Then your conscience will be clear, and you can die in peace. But I have no faith in such a reformation. When the devil gets such a fair hold of a man he hardly ever lets go.
To the young I turn and utter a word of warning. While you are determined to be acute business men, resolve at the very threshold that you will have nothing to do with stock-gambling. This country can richly afford to lose the eight hundred millions of dollars swindled out of honest people, if our young men, by it, will be warned for all the future. Think you such enterprises are forever passed away? No! they begin already to clamor for public attention and patronage. There are now hundreds of printing-presses busy in making pamphlets and circulars for schemes as hollow and nefarious as those I have mentioned. There are silver-mining companies, founded upon nobody knows what—to accomplish what, nobody cares. There will be other Canada gold companies; there will be other copper-mining companies; there will be more mutual consumers’ coal companies, who, not satisfied with the price of ordinary coal-dealers, will resolve themselves into consumers’ associations, where the thing consumed is not the coal, but themselves—the companies that were to be immaculate, setting the whole community to playing the game of “Who’s got the money?”
Stand off from all doubtful enterprises! Resolve that if, in a lawful way, you cannot earn a living, then you will die an honest man, and be buried in an honest sepulchre.
There are two or three reasons why you should have nothing to do with such operations. Mentioning the lowest motive first, it will desolate you financially. I asked a man of large observation and undoubted integrity, how many of the professed stock-gamblers made a permanent fortune. He answered, “Not one! not one of those who made this their only business.” For a little while you may plunge in a round of seeming prosperity; but your money is put into a bag with holes. You cannot successfully bury a dishonest dollar. You may put it down into the very heart of the earth; you may heave rocks upon the top of it; on top of the rocks you may put banks and all moneyed institutions, but that dishonest dollar beneath will begin to heave and toss and upturn itself, and keep on until it comes to the resurrection of damnation.
Then this stock-gambling life is wretchedly unhappy. It makes the nerves shake, and the brain hot, and the heart sad, and the life disquieted.
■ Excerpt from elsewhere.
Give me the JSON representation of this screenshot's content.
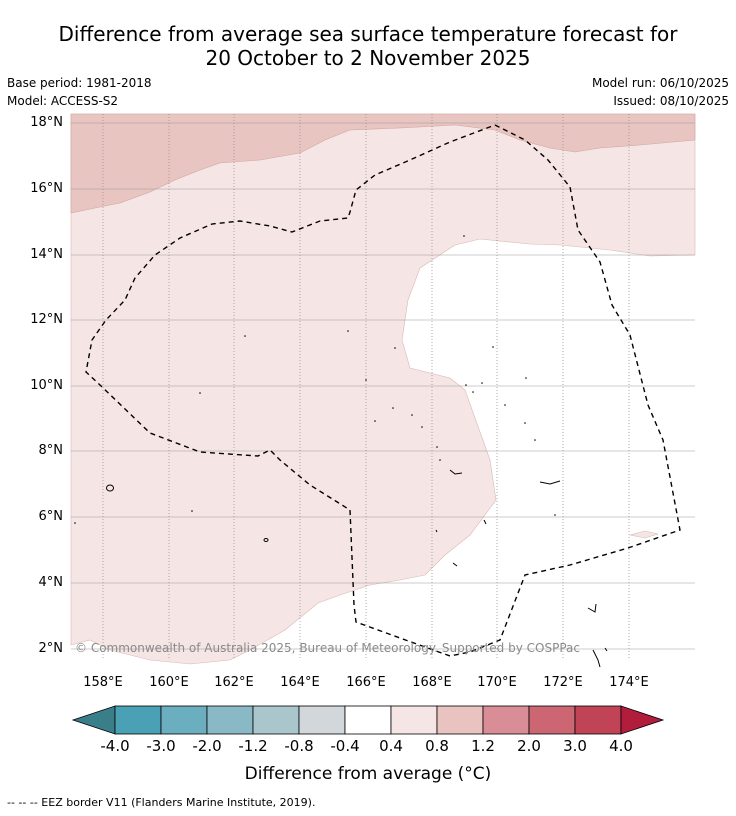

A man in Philadelphia, who seems to be an exception to the rule—that such men do not permanently prosper—who has well on towards a million of dollars, and is nearly seventy years of age, may be seen, every day, going in and out, eaten up of stocks, torn in an inquisition of stocks, rode by a nightmare of stocks; and, with the earnestness of a drowning man, he rushes into a broker’s shop, crying out: “Did you get me those shares?” In such an anxious, exciting life there are griefs, disappointments, anguish, but there is no happiness.